第95章 往事

  第95章 往事


  白諤講述的事情,知道的人並不多。


  這算是秘聞了。


  梁莘聽的認真,白諤講的詳細。


  白諤繼續講:

  「而後,二殿下與殿下(神宗的兄弟)早亡,依宮中記載,四殿下三十三歲無疾而終,二殿下則是入宮探望,染病,不治而亡,四十七歲。」白諤說到這裡,停了幾秒,很直接的說道:「都是被毒死的。」


  白諤想了想:「還有,當時有一段時間,二殿下多次上疏,請求居外,他想住在京兆,皆被駁回,后就有探病染疾而亡。」


  「明白了。」梁莘聽懂了:「跟我來。」


  白諤:「去那?」


  梁莘:「見章惇。

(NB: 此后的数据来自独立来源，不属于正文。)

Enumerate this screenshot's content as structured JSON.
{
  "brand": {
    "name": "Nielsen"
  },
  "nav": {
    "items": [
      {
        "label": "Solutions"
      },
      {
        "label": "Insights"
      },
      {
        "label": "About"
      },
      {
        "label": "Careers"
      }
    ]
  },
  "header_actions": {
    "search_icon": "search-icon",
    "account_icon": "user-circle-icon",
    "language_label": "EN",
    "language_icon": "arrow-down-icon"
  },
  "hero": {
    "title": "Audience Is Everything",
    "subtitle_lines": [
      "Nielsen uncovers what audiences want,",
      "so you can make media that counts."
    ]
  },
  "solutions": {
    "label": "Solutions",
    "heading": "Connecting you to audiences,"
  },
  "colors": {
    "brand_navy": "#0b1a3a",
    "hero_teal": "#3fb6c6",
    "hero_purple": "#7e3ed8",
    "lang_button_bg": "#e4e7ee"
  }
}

」


  「章惇!!!」白諤真是很吃驚。


  很快,兩人見面,那臉上就寫著震驚二字。


  但很快,兩人表情變的很嚴肅,相互看著對方。


  原本梁莘還打算調侃一句,說白諤準備幹掉你章惇,可看這氣氛,梁莘閉嘴了。


  足足五分鐘后,章惇開口了:「老夫已經不再顧及名聲、顏面,不惜背上萬世之罵名,為的只是了卻心愿。你,為何?」


  白諤苦澀的一笑:「我幼年時,好動,有一次用木棍敲碎了我家黃狗的食盆,我父就用那根木棍,打的我三天下不了床,當時我不懂,不過一隻破了半邊的陶盆,為什麼要打我。此時,我在很在意那破了半邊的陶盆。」


  章惇聽完笑了:「來人,備酒。」


  「不,今日不行,改日一醉。」白諤給章惇說的與梁莘是一件事情,但講述的方式不同,白諤只是挑重點,沒解釋太多。


  章惇,也不需要聽那麼多的周邊內容,有甲一千三百副,就這一條信息,足夠了。


  白諤離開,沒讓梁莘送,只讓一個小太監帶路。


  章惇問:「莘哥兒,你聽懂他話中的意思了嗎?」


  「不難懂。對於家裡的狗,狗在意的不是家貧家富,在意的是吃好的,吃飽的。那食盆就是狗的全部,也是狗的臉面。有盆的就是家養的犬,沒盆的就是野狗。」


  章惇沒接話,背著手離開,走了幾步后停了下來:「莘哥兒,十六歲的少年郎,沒伱這樣的。」


  梁莘笑了:「那,我裝不懂,等您老來給我上一課,讓我感悟一下人生?」


  章惇只是笑笑,繼續吩咐:「來人,備酒。」


  章惇真是這個意思嗎?


  不!

  有些東西,可以從多讀書中學來,而閱歷、眼光、感悟……等等,這些東西,是書中讀不到的。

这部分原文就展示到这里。